Unix Server Market Poised For Growth, Transitions


While the Unix server business has lost much of its glamour in the face of assaults from Windows, Linux, and the cloud, there is still plenty of life -- and growth -- in the business, although for the foreseeable future that growth will be enjoyed only by IBM.

The Unix operating system, and the servers which provide the base to run it, are still the heart of many of the world's mission-critical enterprise data center infrastructures. It provides a combination of performance and stability as yet unmatched by any other operating environments.

And, despite multiple predictions for years of its gradual fade away to obscurity as newer generations of companies and employees come to market with Windows or Linux experience, the Unix market is still growing.

Indeed, analyst firm Gartner in late November reported that, while the number of RISC processor-based servers, the platform on which Unix typically operates, dropped a slight 6.8 percent in the third quarter of 2011 compared to the same period a year ago, the revenue for those servers actually rose 3.5 percent.

That rise in Unix server revenue compared to the decline in volume is good news in that it shows a rise in average selling prices.
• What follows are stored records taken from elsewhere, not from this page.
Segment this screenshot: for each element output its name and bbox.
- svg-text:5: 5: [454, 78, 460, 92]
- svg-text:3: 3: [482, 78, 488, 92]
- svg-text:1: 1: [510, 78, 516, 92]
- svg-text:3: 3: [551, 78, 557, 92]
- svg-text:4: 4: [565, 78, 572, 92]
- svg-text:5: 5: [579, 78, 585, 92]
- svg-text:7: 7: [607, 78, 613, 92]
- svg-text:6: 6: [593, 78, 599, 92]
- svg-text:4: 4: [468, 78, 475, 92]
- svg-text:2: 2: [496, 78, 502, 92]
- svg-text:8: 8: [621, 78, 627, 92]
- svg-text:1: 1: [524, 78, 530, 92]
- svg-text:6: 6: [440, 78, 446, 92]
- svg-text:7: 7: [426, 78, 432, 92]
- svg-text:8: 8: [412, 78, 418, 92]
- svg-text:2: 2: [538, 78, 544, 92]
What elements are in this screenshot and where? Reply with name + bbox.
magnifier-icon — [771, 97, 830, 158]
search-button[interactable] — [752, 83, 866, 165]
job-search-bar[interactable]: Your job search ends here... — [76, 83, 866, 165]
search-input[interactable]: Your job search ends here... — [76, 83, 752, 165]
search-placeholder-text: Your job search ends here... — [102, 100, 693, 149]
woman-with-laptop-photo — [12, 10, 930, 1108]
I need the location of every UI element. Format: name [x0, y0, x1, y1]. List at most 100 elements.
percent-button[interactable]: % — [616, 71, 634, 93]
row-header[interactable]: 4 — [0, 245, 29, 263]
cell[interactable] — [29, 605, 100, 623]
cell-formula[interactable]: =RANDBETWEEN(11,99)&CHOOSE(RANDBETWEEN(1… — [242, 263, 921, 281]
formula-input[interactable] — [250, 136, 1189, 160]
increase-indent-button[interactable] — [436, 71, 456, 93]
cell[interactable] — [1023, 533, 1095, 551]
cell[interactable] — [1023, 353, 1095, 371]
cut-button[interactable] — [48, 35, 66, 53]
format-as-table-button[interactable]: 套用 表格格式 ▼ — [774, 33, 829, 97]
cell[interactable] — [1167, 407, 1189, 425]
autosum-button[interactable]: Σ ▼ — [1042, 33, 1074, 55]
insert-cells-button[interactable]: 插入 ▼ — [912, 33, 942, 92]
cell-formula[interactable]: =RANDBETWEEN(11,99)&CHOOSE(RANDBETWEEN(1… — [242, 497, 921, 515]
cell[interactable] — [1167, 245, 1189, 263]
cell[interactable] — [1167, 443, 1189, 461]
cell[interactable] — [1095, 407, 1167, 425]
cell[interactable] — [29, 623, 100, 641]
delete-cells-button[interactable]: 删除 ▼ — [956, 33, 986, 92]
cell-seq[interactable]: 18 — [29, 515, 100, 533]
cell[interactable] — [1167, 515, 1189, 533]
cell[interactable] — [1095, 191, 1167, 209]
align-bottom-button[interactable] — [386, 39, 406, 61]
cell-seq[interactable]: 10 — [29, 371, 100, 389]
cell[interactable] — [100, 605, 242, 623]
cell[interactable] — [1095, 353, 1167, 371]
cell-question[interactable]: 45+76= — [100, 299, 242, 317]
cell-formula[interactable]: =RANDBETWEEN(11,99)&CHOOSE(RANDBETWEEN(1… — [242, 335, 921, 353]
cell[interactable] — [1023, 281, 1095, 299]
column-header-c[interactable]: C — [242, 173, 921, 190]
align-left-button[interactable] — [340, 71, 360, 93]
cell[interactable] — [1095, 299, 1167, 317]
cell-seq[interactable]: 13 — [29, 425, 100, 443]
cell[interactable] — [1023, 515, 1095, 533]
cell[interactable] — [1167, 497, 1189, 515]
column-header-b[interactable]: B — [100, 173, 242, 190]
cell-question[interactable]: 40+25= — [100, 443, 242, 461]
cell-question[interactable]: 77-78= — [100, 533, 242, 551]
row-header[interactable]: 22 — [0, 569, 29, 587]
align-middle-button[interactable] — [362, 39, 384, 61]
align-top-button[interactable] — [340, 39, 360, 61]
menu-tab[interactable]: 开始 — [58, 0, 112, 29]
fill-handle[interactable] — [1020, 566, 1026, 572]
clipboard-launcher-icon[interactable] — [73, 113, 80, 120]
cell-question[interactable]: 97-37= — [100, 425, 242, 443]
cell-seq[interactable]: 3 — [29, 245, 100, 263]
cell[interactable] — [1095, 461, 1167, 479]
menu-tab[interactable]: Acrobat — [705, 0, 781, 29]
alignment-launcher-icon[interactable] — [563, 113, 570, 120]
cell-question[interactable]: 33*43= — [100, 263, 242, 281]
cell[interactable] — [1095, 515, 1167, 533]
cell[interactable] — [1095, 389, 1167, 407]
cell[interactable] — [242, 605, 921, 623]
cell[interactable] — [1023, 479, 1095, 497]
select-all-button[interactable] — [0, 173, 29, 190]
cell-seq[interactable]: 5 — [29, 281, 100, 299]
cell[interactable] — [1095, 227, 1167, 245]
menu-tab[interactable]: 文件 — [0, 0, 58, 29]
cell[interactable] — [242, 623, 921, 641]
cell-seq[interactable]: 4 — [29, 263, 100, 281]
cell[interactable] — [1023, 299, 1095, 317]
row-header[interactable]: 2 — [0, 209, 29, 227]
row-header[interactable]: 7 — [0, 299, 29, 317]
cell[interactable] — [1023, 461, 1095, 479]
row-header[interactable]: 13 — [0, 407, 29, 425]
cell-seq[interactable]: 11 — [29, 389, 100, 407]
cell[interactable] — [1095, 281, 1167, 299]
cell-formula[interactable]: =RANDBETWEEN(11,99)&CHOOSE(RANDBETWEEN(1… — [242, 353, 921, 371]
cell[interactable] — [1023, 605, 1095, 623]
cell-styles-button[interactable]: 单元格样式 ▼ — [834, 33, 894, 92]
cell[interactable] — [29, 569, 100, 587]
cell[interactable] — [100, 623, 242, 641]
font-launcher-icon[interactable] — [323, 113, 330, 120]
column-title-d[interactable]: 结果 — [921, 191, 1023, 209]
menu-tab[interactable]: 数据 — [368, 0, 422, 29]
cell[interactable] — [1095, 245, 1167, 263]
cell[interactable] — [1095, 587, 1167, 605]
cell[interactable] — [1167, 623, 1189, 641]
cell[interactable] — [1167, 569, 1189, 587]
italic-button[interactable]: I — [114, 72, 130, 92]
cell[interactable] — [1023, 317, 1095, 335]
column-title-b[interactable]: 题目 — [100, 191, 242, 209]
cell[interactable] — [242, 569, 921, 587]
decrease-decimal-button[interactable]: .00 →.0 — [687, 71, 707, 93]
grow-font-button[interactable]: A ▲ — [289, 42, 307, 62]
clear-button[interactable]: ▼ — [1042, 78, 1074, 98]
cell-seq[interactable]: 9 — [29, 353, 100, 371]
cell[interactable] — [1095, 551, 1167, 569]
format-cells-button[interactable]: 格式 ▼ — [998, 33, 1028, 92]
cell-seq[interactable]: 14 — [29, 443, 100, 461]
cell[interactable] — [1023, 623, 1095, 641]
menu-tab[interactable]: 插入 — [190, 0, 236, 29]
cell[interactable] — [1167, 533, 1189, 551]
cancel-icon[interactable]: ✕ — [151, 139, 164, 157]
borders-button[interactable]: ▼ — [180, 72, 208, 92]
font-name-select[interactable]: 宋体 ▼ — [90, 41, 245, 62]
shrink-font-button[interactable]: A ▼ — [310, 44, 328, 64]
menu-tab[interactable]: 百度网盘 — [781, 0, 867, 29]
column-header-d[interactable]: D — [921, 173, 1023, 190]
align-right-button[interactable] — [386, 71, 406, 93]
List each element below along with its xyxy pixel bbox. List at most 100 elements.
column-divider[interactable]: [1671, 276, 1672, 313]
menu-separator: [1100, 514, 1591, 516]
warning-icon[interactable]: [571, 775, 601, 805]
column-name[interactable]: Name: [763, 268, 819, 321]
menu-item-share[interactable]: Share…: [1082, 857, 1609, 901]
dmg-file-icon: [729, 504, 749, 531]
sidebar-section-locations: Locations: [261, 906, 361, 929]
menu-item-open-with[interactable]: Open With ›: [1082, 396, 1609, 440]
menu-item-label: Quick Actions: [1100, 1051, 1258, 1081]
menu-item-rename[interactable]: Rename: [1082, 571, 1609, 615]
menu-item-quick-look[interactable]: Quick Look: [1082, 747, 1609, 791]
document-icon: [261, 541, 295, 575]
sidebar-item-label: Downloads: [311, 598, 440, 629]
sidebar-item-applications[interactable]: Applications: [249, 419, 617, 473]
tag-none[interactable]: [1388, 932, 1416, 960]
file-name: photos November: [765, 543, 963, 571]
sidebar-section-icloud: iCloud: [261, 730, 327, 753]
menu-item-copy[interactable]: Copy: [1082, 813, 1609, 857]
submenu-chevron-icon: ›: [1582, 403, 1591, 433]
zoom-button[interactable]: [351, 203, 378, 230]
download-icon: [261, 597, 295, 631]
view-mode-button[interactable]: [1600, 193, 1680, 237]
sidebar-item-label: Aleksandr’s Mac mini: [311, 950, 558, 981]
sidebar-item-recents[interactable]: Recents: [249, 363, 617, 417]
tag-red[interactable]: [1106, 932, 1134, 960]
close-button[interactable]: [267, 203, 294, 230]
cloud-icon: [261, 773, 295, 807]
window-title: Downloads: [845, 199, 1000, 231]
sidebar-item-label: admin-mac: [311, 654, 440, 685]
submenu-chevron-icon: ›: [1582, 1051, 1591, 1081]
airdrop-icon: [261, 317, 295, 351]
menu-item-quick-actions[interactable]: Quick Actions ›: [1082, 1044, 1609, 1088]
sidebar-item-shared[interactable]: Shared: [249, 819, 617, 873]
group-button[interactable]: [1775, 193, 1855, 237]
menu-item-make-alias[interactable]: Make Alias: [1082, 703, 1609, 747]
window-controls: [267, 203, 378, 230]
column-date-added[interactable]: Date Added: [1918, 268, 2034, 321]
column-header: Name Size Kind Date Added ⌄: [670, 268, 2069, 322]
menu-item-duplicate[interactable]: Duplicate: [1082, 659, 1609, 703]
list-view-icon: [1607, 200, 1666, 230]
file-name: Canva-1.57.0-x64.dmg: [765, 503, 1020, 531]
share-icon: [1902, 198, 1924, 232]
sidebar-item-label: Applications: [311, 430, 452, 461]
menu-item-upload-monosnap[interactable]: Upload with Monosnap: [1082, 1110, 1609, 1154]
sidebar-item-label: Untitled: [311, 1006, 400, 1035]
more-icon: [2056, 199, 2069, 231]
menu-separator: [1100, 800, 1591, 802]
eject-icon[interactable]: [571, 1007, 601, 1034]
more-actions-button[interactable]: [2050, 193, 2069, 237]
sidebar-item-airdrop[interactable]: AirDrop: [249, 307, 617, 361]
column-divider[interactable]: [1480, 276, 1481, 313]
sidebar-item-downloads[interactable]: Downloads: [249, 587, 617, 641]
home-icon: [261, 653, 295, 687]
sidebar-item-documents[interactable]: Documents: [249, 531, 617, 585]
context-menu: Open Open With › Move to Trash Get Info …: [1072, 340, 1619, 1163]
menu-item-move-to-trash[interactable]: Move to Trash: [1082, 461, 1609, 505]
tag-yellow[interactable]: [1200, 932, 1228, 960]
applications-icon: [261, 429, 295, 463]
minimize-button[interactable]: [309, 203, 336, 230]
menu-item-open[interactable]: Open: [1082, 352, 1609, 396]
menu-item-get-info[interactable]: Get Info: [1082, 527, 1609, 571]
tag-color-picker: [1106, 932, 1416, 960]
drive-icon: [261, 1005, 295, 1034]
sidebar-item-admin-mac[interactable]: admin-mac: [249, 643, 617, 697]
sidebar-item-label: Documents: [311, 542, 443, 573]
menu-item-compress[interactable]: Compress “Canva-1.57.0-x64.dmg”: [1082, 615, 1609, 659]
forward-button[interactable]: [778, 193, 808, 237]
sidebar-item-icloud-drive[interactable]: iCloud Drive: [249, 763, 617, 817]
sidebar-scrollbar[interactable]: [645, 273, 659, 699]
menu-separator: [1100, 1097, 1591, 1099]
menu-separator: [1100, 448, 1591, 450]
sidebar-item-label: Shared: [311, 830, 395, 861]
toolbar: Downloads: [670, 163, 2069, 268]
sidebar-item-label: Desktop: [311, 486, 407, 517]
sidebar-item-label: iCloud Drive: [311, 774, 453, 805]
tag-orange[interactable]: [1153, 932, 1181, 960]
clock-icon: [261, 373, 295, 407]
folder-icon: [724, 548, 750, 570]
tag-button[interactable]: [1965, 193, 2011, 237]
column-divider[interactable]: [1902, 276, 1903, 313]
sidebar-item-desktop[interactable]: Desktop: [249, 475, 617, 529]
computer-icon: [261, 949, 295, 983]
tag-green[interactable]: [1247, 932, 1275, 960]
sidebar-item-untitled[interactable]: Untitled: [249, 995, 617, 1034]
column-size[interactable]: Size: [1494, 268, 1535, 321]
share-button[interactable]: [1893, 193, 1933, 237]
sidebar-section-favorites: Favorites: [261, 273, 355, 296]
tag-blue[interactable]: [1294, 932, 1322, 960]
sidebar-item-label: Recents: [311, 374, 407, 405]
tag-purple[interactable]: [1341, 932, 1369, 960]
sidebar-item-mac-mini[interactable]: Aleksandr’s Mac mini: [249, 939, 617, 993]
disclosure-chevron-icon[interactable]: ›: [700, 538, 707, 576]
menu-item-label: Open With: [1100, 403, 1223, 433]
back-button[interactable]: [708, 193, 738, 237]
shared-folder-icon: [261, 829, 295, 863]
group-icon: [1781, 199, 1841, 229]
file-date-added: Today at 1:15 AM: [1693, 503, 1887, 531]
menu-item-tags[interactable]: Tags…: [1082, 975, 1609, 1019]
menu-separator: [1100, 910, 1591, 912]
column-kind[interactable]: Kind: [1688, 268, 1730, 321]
This indicates that enterprises are purchasing increasingly powerful servers to run Unix applications, providing higher performance needed both for new and upgraded applications as well as for increasingly virtualized application environments.

Richard Fichera, vice president and principal analyst for the infrastructure and operations research team at Forrester, wrote in the Fall that Unix on proprietary RISC architecture will remain an important part of the enterprise for years for several reasons, including performance, the ability to run workloads on dynamically scalable and electrically isolated partitions, and the highest levels of reliability and availability outside of mainframe or fault tolerant environments.

Looking forward, Fichera said he expects Unix server vendors to improve the scalability of operating system scheduling to accommodate increasing numbers of threads and cores, improved online maintenance and availability, improve partitioning to better handle virtualized workloads, and improve system management tools.

Currently, three primary vendors, including IBM, Hewlett-Packard, and Oracle, account for about 97.2 percent of all RISC processor-based Unix servers shipped worldwide, or about 94.6 percent of the revenue for Unix servers, according to Gartner.

Those three vendors also provide their own versions of Unix, none of which are compatible with the other or with Linux, which was derived in part from Unix technology.

However, the three are taking different paths towards the future of the Unix server, a future which current trends seem to point towards success for IBM at the expense of its two rivals.

Oracle, which inherited the SPARC processor-based server line and the Solaris Unix operating system with its acquisition of Sun Microsystems, has since moved to eliminate its low-margin server business while focusing more on building hardware appliances that combine its server, storage, operating system, and middleware into complete, turnkey systems.

Those appliances include the Oracle Exadata Database Machine, a database appliance for high-performance data warehousing and online transaction processing workloads, and the Oracle Exalogic, an appliance for high-performance Java applications, Oracle applications, and other enterprise applications.

These appliances have for the most part gone through direct sales, although Oracle Senior Vice President Judson Althoff, who oversees the company's worldwide alliances, channels and embedded sales efforts, in November told CRN that the company is looking for indirect sales partners who can compete against federated hardware stacks from other vendors.